This season, London-based designer Steve O Smith will hold his debut on-schedule presentation as part of London Fashion Week. Wanting to display his vision from all angles, the presentation will see his SS19 collection presented alongside set design and a film screening, while the collection itself will include a collaboration with friend and US artist Kye Christensen Knowles.
Hailing from South London and Maine, Smith and Knowles met while attending Rhode Island School of Design, where they studied apparel design and painting respectively. While Smith’s work to date has been informed by ideas of nationality and the stereotypes that come with it, Christensen Knowles’ art draws inspiration from Renaissance work and early forms of Western pictorial art. Together, Knowles’ work appears across Smith’s garments, inspired by hours spent at the Louvre identifying artworks interpreting the idea of angels throughout history – here, this duo add their own understanding.
Connecting Smith and Knowles on a joint phoneline, the pair talk us through how they met, their joint influences and how their work compliments each other in this collaboration.
Emma Pradella: How did you get into fashion and art, respectively?
Steve O Smith: I was always drawn to fashion from a young age, and I was always interested in art too. My grandmother was a dressmaker, so I used to watch her do that all the time. When I was about thirteen, I realised it could be a career, so that’s when I started interning.
Kye Christensen Knowles: I grew up in a small town in Maine, so art wasn’t too accessible. Before going to Rhode Island I was more interested in theatre and literature, but later I felt like art encompassed a lot of humanities. I always had the hunger to draw, so I guess that became the core of what I care for now.
EP: Steve, in what way did studying in the US influenced your creative process after returning to the UK?
SOS: While I was at Rhode Island, I really got to think about Englishness. Anyone who is English and has been to America will know that once there, you become a sort of cliche, a stereotype of yourself to a certain extent – that made me really interested in what people thought of being English. When I returned to the UK, just before Brexit, my focus shifted towards the idea of nationalism, which I find quite unhealthy. In my work, I want to take a tongue-and-cheek approach to recognisable aspects of nationalism, and to make fun of them, because I think that’s the best way to point out how ridiculous they are.

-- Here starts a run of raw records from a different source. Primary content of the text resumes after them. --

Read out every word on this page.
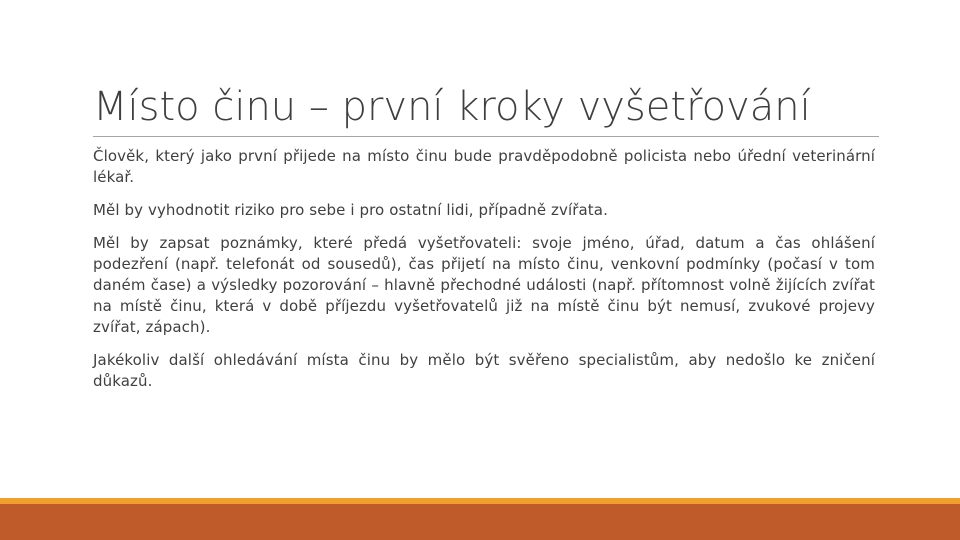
Místo činu – první kroky vyšetřování

Člověk, který jako první přijede na místo činu bude pravděpodobně policista nebo úřední veterinární lékař.

Měl by vyhodnotit riziko pro sebe i pro ostatní lidi, případně zvířata.

Měl by zapsat poznámky, které předá vyšetřovateli: svoje jméno, úřad, datum a čas ohlášení podezření (např. telefonát od sousedů), čas přijetí na místo činu, venkovní podmínky (počasí v tom daném čase) a výsledky pozorování – hlavně přechodné události (např. přítomnost volně žijících zvířat na místě činu, která v době příjezdu vyšetřovatelů již na místě činu být nemusí, zvukové projevy zvířat, zápach).

Jakékoliv další ohledávání místa činu by mělo být svěřeno specialistům, aby nedošlo ke zničení důkazů.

EP: Your SS19 is called The Ascension – what can we expect from it and what is it inspired by?
SOS: While spending hours at the Louvre in Paris, I became so interested in how many different artists have interpreted the idea of angels throughout history that I wanted to do my own take on them. When I got into more research, I found that a lot of the traditional ways in which we see angels are through the late antiquity perspective. I was interested in interpreting these figures in a modern way.
The collection is divided into three stages of ascension: the first stage is monochromatic; the second introduces new volumes, textures and colours; and the last stage represents the actual ascension to heaven. In the last looks, I really pushed everything I’ve learnt about pattern-making in order for the looks to represent the total exaggeration of angels as the epitome of intelligence and greatness.
EP: How did Kye come into the picture and how did the collaborative process develop?
SOS: We met in London, even though we’d been in touch for a while and we’ve always had mutual respect for each other’s work.
KCK: After we decided to collaborate, we started constantly sharing all the references. I was able to tap into the primary sources for the collection, so I could bounce off them consistently, and then divert when I felt I could take creative licence. Steve knew my art well, so I think he was able work on the clothes by understanding a rough idea of what I was to make.
EP: Kye, have you ever collaborated with other designers, or other fields of the creative industries before?
KCK: I haven’t, and it’s something that I’m usually quite adverse to. Sometimes contemporary arts can dip into too many pools – but I trust Steve and the project seemed strong enough to want to partake in it. Also, I like to think of fashion as handmade and craftsmanship, which ultimately becomes art.
EP: How is your art translated into Steve’s collection?
KCK: I think there’s embroidery and prints, but the the specifics are up to Steve, which is what we wanted for the collaborative process – to be able to go back and forth with who is in control with the actual manifestation of our own work. Steve gave me free rein with the pictorial side, that I would then pass back to him, who could integrate it into his own thoughts and reinterpret it.
EP: The quality of Steve’s garments is at the very core of his collection – do you think your disciplines are similar in this sense?
KCK: Yes, I think we’re both definitely attracted to that. It’s a reactionary focus things that are hand-done and touched, as nowadays everything filtered through and mediated through so many layers, that there’s the desire to have a special touch, that is visible in the handling of the material.
Steve O Smith will present his SS19 collection as part of LFW on Sunday 16th September.